Transgenic mice expressing recombinant soluble Crry directed by the metallothionein-I promoter also were used. Male mice, as used in these studies, have circulating levels of soluble Crry that are complement inhibitory and high intrinsic renal production of Crry, including in glomeruli and tubules (21). The Crry transgenic animals used in this study were derived from a single founder line and are on a CD-1 background. In all animals, the presence of the Crry transgene was documented by PCR, and soluble Crry in sera was identified by enzyme-linked immunosorbent assay (21). As controls, littermates that lacked the Crry transgene were used.
Experimental Protocol
Two h before induction of renal IRI, mice received an intraperitoneal
injection of either 7.5 mg of Crry-Ig or the negative control, K9/4
IgG1. Pilot studies indicated that there was no difference in IRI
severity between animals that were given K9/4 IgG1 and animals that
were given normal saline. Normal saline therefore was used in these studies as
a negative control, except when noted otherwise. One h before IRI, animals
were given 5 U of heparin subcutaneously
(24,25).
To exclude an effect of heparin on IRI, one group of animals was not given
heparin.
Mice that were anesthetized with isoflurane had baseline blood drawn for blood urea nitrogen (BUN) determinations and then underwent laparotomy. Core body temperature was maintained between 38 and 39°C. Both renal arteries were isolated by blunt dissection, and a nontraumatic vascular clamp was applied directly to the arteries, leaving the renal veins unoccluded. Cessation of blood flow was documented by visual inspection and by Doppler ultrasound (Koven Technology, Inc., St. Louis, MO). After ischemia times of 20 to 30 min, the clamps were released and flow was verified to occur by visual inspection of the kidneys and by Doppler ultrasound. Fluid resuscitation was via normal saline given intraperitoneally as well as 1 ml given subcutaneously after closure of the abdomen.

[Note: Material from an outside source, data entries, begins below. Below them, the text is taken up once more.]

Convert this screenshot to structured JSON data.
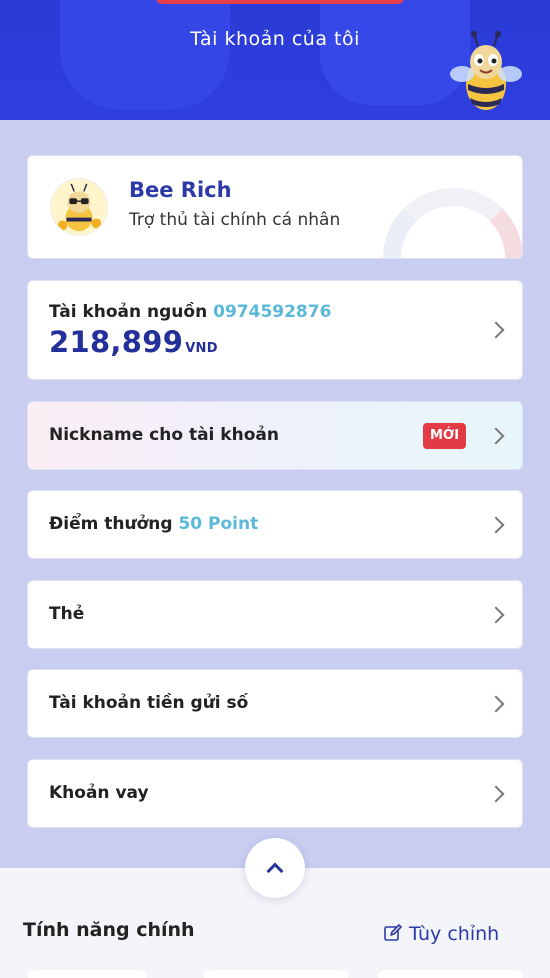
{
  "header": {
    "title": "Tài khoản của tôi"
  },
  "bee": {
    "name": "Bee Rich",
    "subtitle": "Trợ thủ tài chính cá nhân"
  },
  "source_account": {
    "label": "Tài khoản nguồn",
    "phone": "0974592876",
    "amount": "218,899",
    "currency": "VND"
  },
  "menu": {
    "nickname": {
      "label": "Nickname cho tài khoản",
      "badge": "MỚI"
    },
    "points": {
      "label": "Điểm thưởng",
      "value": "50 Point"
    },
    "cards": {
      "label": "Thẻ"
    },
    "savings": {
      "label": "Tài khoản tiền gửi số"
    },
    "loan": {
      "label": "Khoản vay"
    }
  },
  "features": {
    "title": "Tính năng chính",
    "customize": "Tùy chỉnh"
  },
  "colors": {
    "primary": "#2f3fe0",
    "accent_text": "#5bb8d8",
    "badge": "#e23b46",
    "navy": "#23309a"
  },
  "icons": {
    "chevron": "chevron-right-icon",
    "collapse": "chevron-up-icon",
    "edit": "edit-icon"
  }
}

Blood was collected from the retro-orbital plexus at 10, 20, and 30 h after IRI. Then mice were killed, and both kidneys were obtained for the histologic studies described below. In instances when an animal died after 20 h (6 of 128 animals), 20-h BUN measurements were used for 30-h values.
Renal Histology
Sagittal sections of kidneys were fixed in buffered formalin. Four-µm
sections were stained with periodic acid-Schiff. The extent of epithelial
necrosis and neutrophil infiltration was graded according to the schema of
Kelly et al. (2). In
that process, the estimated percentage of tubules in the outer medulla and
corticomedullary junction that had epithelial cell necrosis and/or necrotic
debris was estimated and assigned a score as follows: 0, none; 1+, <10%;
2+, 10 to 25%; 3+, 26 to 75%; and 4+, >75%. The extent of neutrophil
infiltration was derived from the estimated mean number of neutrophils per
high power field (400x) in 5 to 10 consecutive fields from the outer
medulla and corticomedullary junction, starting at the most involved area and
proceeding in the direction of greatest involvement. Scores were assigned on
the basis of these counts as follows: 0, 0 to 1; 1+, 2 to 10; 2+, 11 to 20; 3+
21 to 40; and 4+, >40 or too many to count. In some instances, when scoring
was borderline between two scores, an average value was assigned,
e.g., 2.5+. All sections were provided as coded slides, so the
observer (M.H.) was blinded as to treatment group and duration of ischemic
injury.
Immunofluorescence Microscopy
For immunofluorescence microscopy, 4-µm cryostat sections of frozen
tissue were processed for direct immunofluorescence microscopy as described
elsewhere (26), by use of
FITC-conjugated anti-mouse C3 Cappel, Organon Teknika Corp., Durham, NC).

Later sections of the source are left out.